Glossary: A List of Cancer-Related Terms

Glossary: A List of Cancer-Related Terms

Cancer: A group of more than 100 diseases in which cells in a part of the body begin to grow out of control.

Carcinogen: Any substance that causes cancer or helps cancer grow.

Caregiver: A caregiver is anyone who provides physical, emotional, spiritual, financial, or logistical support to a loved one with a chronic, disabling or life-threatening illness.

Chemotherapy: Treatment with drugs to destroy cancer cells.

Gene: A section of deoxyribonucleic acid (DNA) that has information on hereditary traits such as hair color, eye color, and height, as well as susceptibility to certain diseases.

Malignant: Cancerous; A tumor that is cancerous is called malignant.

Melanocytes: Cells that make the skin coloring.

Melanoma: A cancerous (malignant) tumor that begins in the melanocytes.

Oncologist: A doctor with special training in the diagnosis and treatment of cancer.

Prognosis: A prediction of the course of disease. The outlook for the chances of survival.

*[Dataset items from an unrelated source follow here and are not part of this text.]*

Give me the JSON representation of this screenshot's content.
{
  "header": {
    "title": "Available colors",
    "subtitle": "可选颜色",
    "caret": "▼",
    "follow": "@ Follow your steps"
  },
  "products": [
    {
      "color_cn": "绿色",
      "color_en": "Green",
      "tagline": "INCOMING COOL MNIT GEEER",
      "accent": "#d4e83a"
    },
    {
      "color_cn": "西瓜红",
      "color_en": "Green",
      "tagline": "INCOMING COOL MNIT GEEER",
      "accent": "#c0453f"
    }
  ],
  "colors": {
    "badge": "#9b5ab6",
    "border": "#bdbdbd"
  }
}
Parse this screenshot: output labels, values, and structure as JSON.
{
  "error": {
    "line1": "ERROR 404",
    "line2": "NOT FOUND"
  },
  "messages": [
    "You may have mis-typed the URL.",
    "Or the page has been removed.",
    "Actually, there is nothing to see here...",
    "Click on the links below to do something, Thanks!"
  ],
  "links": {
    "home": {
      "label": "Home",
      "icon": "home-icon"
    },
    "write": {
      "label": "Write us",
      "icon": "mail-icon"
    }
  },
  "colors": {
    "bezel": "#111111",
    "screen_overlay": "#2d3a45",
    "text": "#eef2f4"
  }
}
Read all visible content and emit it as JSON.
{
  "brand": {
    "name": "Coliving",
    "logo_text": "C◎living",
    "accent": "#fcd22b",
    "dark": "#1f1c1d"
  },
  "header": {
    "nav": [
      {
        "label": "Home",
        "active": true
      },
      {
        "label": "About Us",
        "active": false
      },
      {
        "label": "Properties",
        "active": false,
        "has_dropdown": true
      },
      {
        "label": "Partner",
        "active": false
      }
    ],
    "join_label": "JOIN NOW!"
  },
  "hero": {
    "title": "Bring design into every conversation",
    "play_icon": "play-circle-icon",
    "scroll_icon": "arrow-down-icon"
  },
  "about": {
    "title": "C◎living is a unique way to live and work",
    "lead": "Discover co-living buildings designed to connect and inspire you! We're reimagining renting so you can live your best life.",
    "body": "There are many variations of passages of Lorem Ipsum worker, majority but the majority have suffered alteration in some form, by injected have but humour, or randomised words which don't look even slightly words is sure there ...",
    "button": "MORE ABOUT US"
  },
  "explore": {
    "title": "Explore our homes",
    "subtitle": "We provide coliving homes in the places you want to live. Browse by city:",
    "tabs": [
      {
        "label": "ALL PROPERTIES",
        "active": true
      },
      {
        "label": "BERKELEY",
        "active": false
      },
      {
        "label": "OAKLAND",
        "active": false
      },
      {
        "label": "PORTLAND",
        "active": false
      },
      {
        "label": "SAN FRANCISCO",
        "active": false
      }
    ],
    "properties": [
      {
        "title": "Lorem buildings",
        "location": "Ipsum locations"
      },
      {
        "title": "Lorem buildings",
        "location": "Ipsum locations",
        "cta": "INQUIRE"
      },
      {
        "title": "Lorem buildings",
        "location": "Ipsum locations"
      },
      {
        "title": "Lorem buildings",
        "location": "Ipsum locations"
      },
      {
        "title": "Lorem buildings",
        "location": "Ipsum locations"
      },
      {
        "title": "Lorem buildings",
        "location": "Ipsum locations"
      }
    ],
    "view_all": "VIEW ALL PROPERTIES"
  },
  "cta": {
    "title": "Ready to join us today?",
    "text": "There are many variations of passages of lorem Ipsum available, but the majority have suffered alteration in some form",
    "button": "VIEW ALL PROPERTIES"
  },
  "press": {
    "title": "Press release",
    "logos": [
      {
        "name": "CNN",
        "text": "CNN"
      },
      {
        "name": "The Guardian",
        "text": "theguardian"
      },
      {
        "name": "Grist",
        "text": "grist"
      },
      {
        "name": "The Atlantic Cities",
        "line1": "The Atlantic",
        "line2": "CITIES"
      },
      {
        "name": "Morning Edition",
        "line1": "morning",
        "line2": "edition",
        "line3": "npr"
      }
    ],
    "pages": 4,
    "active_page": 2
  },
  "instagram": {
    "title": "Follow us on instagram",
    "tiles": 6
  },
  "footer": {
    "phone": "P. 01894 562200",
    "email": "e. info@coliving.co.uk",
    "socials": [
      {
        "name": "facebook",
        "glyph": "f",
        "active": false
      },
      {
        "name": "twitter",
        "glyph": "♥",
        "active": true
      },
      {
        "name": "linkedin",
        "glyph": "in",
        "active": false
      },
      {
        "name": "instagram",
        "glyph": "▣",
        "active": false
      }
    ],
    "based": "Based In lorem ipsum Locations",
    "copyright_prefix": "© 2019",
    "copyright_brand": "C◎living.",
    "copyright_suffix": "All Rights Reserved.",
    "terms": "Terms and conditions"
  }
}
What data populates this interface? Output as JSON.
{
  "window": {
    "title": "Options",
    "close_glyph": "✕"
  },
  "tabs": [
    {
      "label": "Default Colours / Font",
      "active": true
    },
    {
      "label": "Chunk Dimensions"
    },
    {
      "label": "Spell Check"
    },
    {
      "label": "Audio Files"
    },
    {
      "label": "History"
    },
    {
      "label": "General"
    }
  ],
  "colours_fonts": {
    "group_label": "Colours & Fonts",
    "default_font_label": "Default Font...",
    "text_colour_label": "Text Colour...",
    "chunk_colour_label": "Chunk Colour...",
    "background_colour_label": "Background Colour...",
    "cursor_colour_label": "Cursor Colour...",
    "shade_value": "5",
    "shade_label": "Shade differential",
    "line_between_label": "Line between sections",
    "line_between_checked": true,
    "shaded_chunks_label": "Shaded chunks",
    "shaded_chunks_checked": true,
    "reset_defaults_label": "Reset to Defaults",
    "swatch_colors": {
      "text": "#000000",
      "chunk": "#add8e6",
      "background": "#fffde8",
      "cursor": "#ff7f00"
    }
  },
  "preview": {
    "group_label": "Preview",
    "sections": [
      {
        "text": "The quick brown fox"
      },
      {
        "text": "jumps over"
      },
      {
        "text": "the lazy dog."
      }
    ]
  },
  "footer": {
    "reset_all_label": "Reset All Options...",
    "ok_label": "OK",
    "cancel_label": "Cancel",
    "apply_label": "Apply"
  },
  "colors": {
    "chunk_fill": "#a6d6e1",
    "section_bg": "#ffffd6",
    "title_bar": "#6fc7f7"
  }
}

Radiation: The use of high-energy particles to destroy or damage cancer cells. It is one of the most common treatments for cancer.

Remission: Complete or partial disappearance of the signs and symptoms of cancer in response to treatment; the period during which a disease is under control.

Risk-Factor: Anything that is related to a person’s chance of getting a disease such as cancer.

Secondhand Smoke: Also known as environmental tobacco smoke (ETS) or passive smoke. It is a mixture of 2 forms of smoke that come from burning tobacco: sidestream smoke (smoke that comes from the end of a lighted cigarette, pipe, or cigar) and mainstream smoke (smoke that is exhaled by a smoker).

Surgery: An operation for the removal or change of a particular part of the body typically performed under an anesthetic.

Symptom: A change in the body caused by an illness or condition, as described by the person experiencing it.

These definitions come from the websites of the Cancer Support Community and the American Cancer Society.